Monica Muñoz Martinez (MMM): We are in the midst of policy debates about immigration and ongoing concerns about the harm caused by US policies. Why is it important now to take a long view of the history of border enforcement?
Karl Jacoby (KJ): I often ask myself what we as historians can add to a conversation about the border that seems so focused, and with good reason, on contemporary challenges. My answer pivots on the belief that history can help us to understand the structural reasons behind what can otherwise seem like a confusing rush of events.
The border, by its very essence, makes manifest the limits of US power. This is why it has proven such a site of profound anxiety, especially for white Americans.
The Treaty of Guadalupe Hidalgo, which ended the Mexican-American War (1846–48), committed the US to preventing Indigenous peoples from crossing the new border. The US soon realized, however, that its ability to make Native Americans accept this boundary—a line that, after all, made no sense to Indigenous nations that had inhabited this continent long before either the US or Mexico existed—was minimal.
The US also confronted the unwelcome fact that thousands of enslaved African Americans, particularly in Texas, used their proximity to the border to self-emancipate to Mexico. This persistent flight across the border undermined the cotton cultivation that was key to the antebellum US economy, along with the Southern fantasy that slavery was a benign institution.
All this highlights the distortions present in the contemporary discussions about a newfound border “crisis.” First, the idea of “regaining control of our borders” reflects a fantasy that never existed. But second, the border brings to the surface some of the most enduring and problematic features of the US—slavery and settler colonialism in the 19th century or the War on Drugs, climate change, and the continuing reality of settler colonialism today.
We often want to “solve” these issues through law enforcement. But policing cannot even come close to addressing the root causes of such long-standing and complicated issues. Indeed, it often exacerbates the problems.
This is why I find your research so significant, Monica. What insights into border policing did you gain from studying the Texas Rangers and the US Army in the 1910s?

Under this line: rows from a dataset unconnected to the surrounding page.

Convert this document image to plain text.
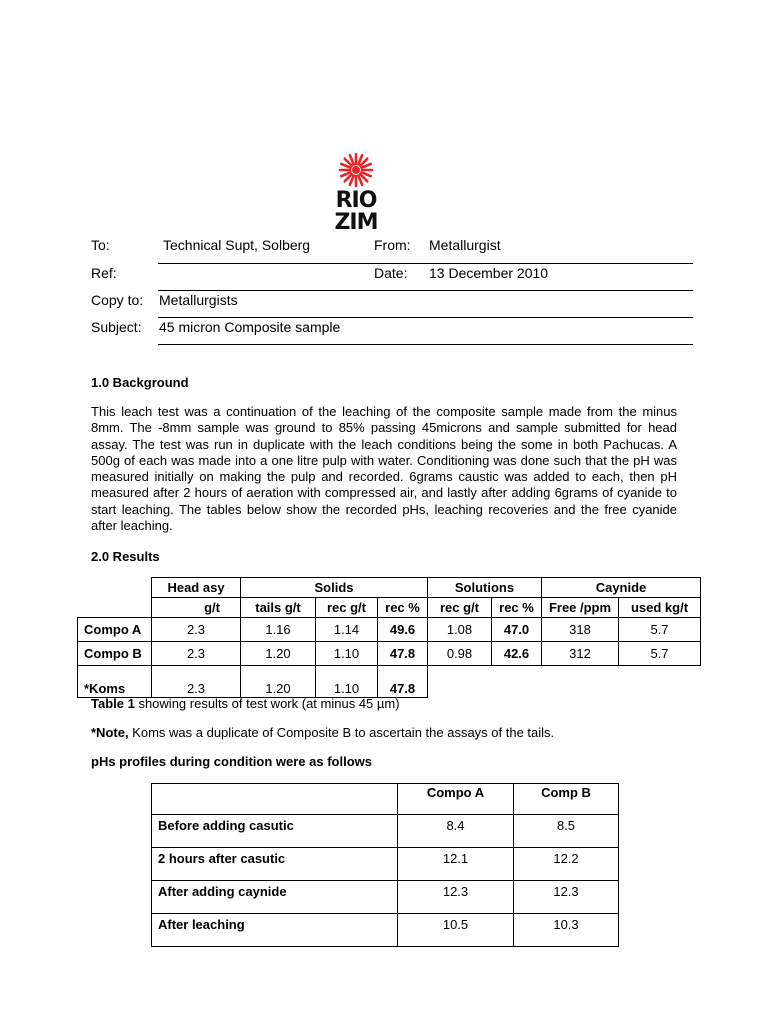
RIO
ZIM
To:	Technical Supt, Solberg	From: Metallurgist
Ref:	Date: 13 December 2010
Copy to: Metallurgists
Subject: 45 micron Composite sample
1.0 Background
This leach test was a continuation of the leaching of the composite sample made from the minus 8mm. The -8mm sample was ground to 85% passing 45microns and sample submitted for head assay. The test was run in duplicate with the leach conditions being the some in both Pachucas. A 500g of each was made into a one litre pulp with water. Conditioning was done such that the pH was measured initially on making the pulp and recorded. 6grams caustic was added to each, then pH measured after 2 hours of aeration with compressed air, and lastly after adding 6grams of cyanide to start leaching. The tables below show the recorded pHs, leaching recoveries and the free cyanide after leaching.
2.0 Results
	Head asy	Solids			Solutions		Caynide	
	g/t	tails g/t	rec g/t	rec %	rec g/t	rec %	Free /ppm	used kg/t
Compo A	2.3	1.16	1.14	49.6	1.08	47.0	318	5.7
Compo B	2.3	1.20	1.10	47.8	0.98	42.6	312	5.7
*Koms	2.3	1.20	1.10	47.8				
Table 1 showing results of test work (at minus 45 µm)
*Note, Koms was a duplicate of Composite B to ascertain the assays of the tails.
pHs profiles during condition were as follows
	Compo A	Comp B
Before adding casutic	8.4	8.5
2 hours after casutic	12.1	12.2
After adding caynide	12.3	12.3
After leaching	10.5	10.3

MMM: You raise important points here that remind us that histories of colonization and slavery intersect in profound ways in the US-Mexico border region. I would add that the border has been a place where—through policing and enforcement—Indigenous, Asian, Mexican, and African people were cast as un-American, foreign, incapable of being citizens, and as a threat to the nation. Racist violence was used to subordinate and control populations who refused government intervention by both the United States and Mexico. Massacres, murders, and lynchings by the US military, law enforcement, and civilians were cast as defending or protecting white Americans and their claims to property. And the border was a tool used to enable all that violence.